The most important general message in the article is about the difference between accuracy and completeness of data, and the caveat that any structure on a computer screen is a model and not reality. Even very accurate looking data may be incomplete and this flaw is often neglected by modelers and medicinal chemists when picking crystal structures. For instance, the resolution of a protein structure is often used as a criterion for selecting one among many structures of the same protein from the PDB. Yet the resolution only tells you how far apart atoms can be distinguished from each other. It does not tell you if the data is complete to begin with. So for instance, a crystallographer can acquire only 80% of the theoretically maximum possible data and present it with a resolution of 1.5 A, in which case the structure is clearly incomplete and possibly flawed for use in structure-based drug design. Another important metric is the R-free factor which is obtained by omitting certain parts of the data and refitting the rest to the model. A difference between R-free and the R-factor (a factor denoting the original difference between the full set of data and the model) of more than 0.45 for a structure with resolution 3.5 A or more is a red flag.

The OpenEye authors instead talk about a variety of measures that provide much better information about the fidelity of the data than resolution. The true measure of the data is of course the actual electron density. Any structure that is seen on the computer screen results from the fitting of a model to this electron density. While proteins are often fit fairly well to the density, the placement of ligands is often more ambiguous, partly because protein crystallographers are not always interested in the small molecules. The paper documents several examples of electron density that was either not fit or incorrectly fit by ligand atoms. In some cases sparse or even non-existent density was fit by guesswork, as in the illustration above. All these badly fit atoms show up in the final structure but only an expert would know this. The only way to overcome these problems is to take a look at the original electron density, which is unfortunately a task that most medicinal chemists and modelers are ill equipped for.

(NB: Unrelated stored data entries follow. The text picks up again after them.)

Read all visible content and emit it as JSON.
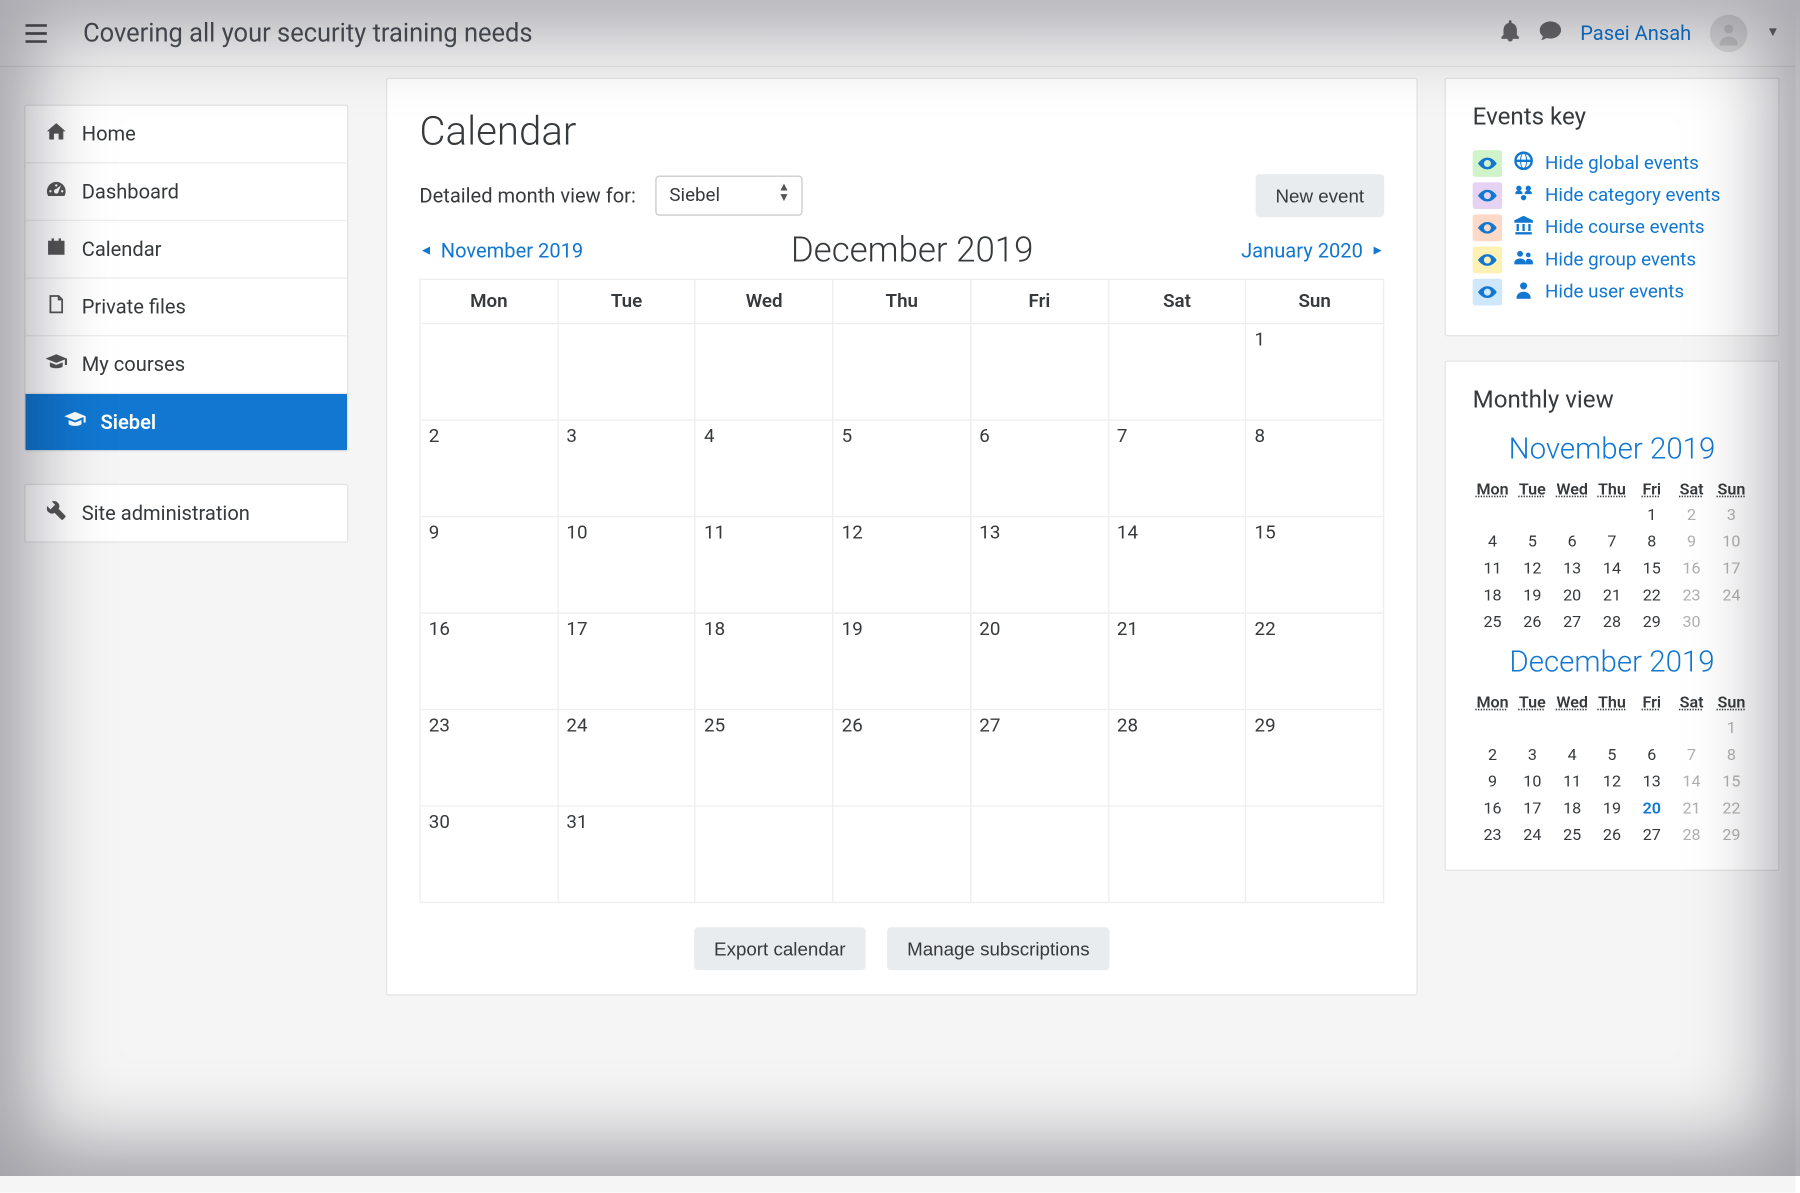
{
  "header": {
    "brand": "Covering all your security training needs",
    "username": "Pasei Ansah"
  },
  "sidebar": {
    "items": [
      {
        "icon": "home-icon",
        "label": "Home"
      },
      {
        "icon": "gauge-icon",
        "label": "Dashboard"
      },
      {
        "icon": "calendar-icon",
        "label": "Calendar"
      },
      {
        "icon": "file-icon",
        "label": "Private files"
      },
      {
        "icon": "grad-cap-icon",
        "label": "My courses"
      },
      {
        "icon": "grad-cap-icon",
        "label": "Siebel"
      }
    ],
    "admin_label": "Site administration"
  },
  "calendar": {
    "title": "Calendar",
    "detail_label": "Detailed month view for:",
    "course_selected": "Siebel",
    "new_event_label": "New event",
    "prev_month": "November 2019",
    "current_month": "December 2019",
    "next_month": "January 2020",
    "weekdays": [
      "Mon",
      "Tue",
      "Wed",
      "Thu",
      "Fri",
      "Sat",
      "Sun"
    ],
    "weeks": [
      [
        "",
        "",
        "",
        "",
        "",
        "",
        "1"
      ],
      [
        "2",
        "3",
        "4",
        "5",
        "6",
        "7",
        "8"
      ],
      [
        "9",
        "10",
        "11",
        "12",
        "13",
        "14",
        "15"
      ],
      [
        "16",
        "17",
        "18",
        "19",
        "20",
        "21",
        "22"
      ],
      [
        "23",
        "24",
        "25",
        "26",
        "27",
        "28",
        "29"
      ],
      [
        "30",
        "31",
        "",
        "",
        "",
        "",
        ""
      ]
    ],
    "export_label": "Export calendar",
    "manage_label": "Manage subscriptions"
  },
  "events_key": {
    "title": "Events key",
    "items": [
      {
        "bg": "#d0f3c9",
        "icon": "globe-icon",
        "label": "Hide global events"
      },
      {
        "bg": "#e6d3f3",
        "icon": "category-icon",
        "label": "Hide category events"
      },
      {
        "bg": "#ffd9c7",
        "icon": "bank-icon",
        "label": "Hide course events"
      },
      {
        "bg": "#fff1b3",
        "icon": "users-icon",
        "label": "Hide group events"
      },
      {
        "bg": "#cfe7fb",
        "icon": "user-icon",
        "label": "Hide user events"
      }
    ]
  },
  "monthly_view": {
    "title": "Monthly view",
    "weekdays": [
      "Mon",
      "Tue",
      "Wed",
      "Thu",
      "Fri",
      "Sat",
      "Sun"
    ],
    "months": [
      {
        "name": "November 2019",
        "today": null,
        "weeks": [
          [
            null,
            null,
            null,
            null,
            {
              "d": "1"
            },
            {
              "d": "2",
              "dim": true
            },
            {
              "d": "3",
              "dim": true
            }
          ],
          [
            {
              "d": "4"
            },
            {
              "d": "5"
            },
            {
              "d": "6"
            },
            {
              "d": "7"
            },
            {
              "d": "8"
            },
            {
              "d": "9",
              "dim": true
            },
            {
              "d": "10",
              "dim": true
            }
          ],
          [
            {
              "d": "11"
            },
            {
              "d": "12"
            },
            {
              "d": "13"
            },
            {
              "d": "14"
            },
            {
              "d": "15"
            },
            {
              "d": "16",
              "dim": true
            },
            {
              "d": "17",
              "dim": true
            }
          ],
          [
            {
              "d": "18"
            },
            {
              "d": "19"
            },
            {
              "d": "20"
            },
            {
              "d": "21"
            },
            {
              "d": "22"
            },
            {
              "d": "23",
              "dim": true
            },
            {
              "d": "24",
              "dim": true
            }
          ],
          [
            {
              "d": "25"
            },
            {
              "d": "26"
            },
            {
              "d": "27"
            },
            {
              "d": "28"
            },
            {
              "d": "29"
            },
            {
              "d": "30",
              "dim": true
            },
            null
          ]
        ]
      },
      {
        "name": "December 2019",
        "today": "20",
        "weeks": [
          [
            null,
            null,
            null,
            null,
            null,
            null,
            {
              "d": "1",
              "dim": true
            }
          ],
          [
            {
              "d": "2"
            },
            {
              "d": "3"
            },
            {
              "d": "4"
            },
            {
              "d": "5"
            },
            {
              "d": "6"
            },
            {
              "d": "7",
              "dim": true
            },
            {
              "d": "8",
              "dim": true
            }
          ],
          [
            {
              "d": "9"
            },
            {
              "d": "10"
            },
            {
              "d": "11"
            },
            {
              "d": "12"
            },
            {
              "d": "13"
            },
            {
              "d": "14",
              "dim": true
            },
            {
              "d": "15",
              "dim": true
            }
          ],
          [
            {
              "d": "16"
            },
            {
              "d": "17"
            },
            {
              "d": "18"
            },
            {
              "d": "19"
            },
            {
              "d": "20"
            },
            {
              "d": "21",
              "dim": true
            },
            {
              "d": "22",
              "dim": true
            }
          ],
          [
            {
              "d": "23"
            },
            {
              "d": "24"
            },
            {
              "d": "25"
            },
            {
              "d": "26"
            },
            {
              "d": "27"
            },
            {
              "d": "28",
              "dim": true
            },
            {
              "d": "29",
              "dim": true
            }
          ]
        ]
      }
    ]
  },
  "colors": {
    "link": "#1177d1"
  }
}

The worst problem with these crystal structures is that because they look so accurate and nice on a computer screen, they may fall into Donald Rumsfeld's category of "unknown unknowns". But even with "known unknowns" the picture is a disturbing one. When the authors apply all their filters and metrics to a set of 728 protein-ligand structures frequently used in benchmarking docking programs and in actual structure-based drug design projects, they find that only 17% or so (121) of the structures make it through. They collect these structures together and call the resulting database Iridium which can be downloaded from their website. But the failure of the 580 or so common structures used by leading software vendors and pharmaceutical companies to pass important filters leaves you wondering how many resources we may have wasted by using them and how much uncertainty is out there. 

Something to think about, especially when considering the 50,000 or so protein structures in the PDB. What you see may not be what you get.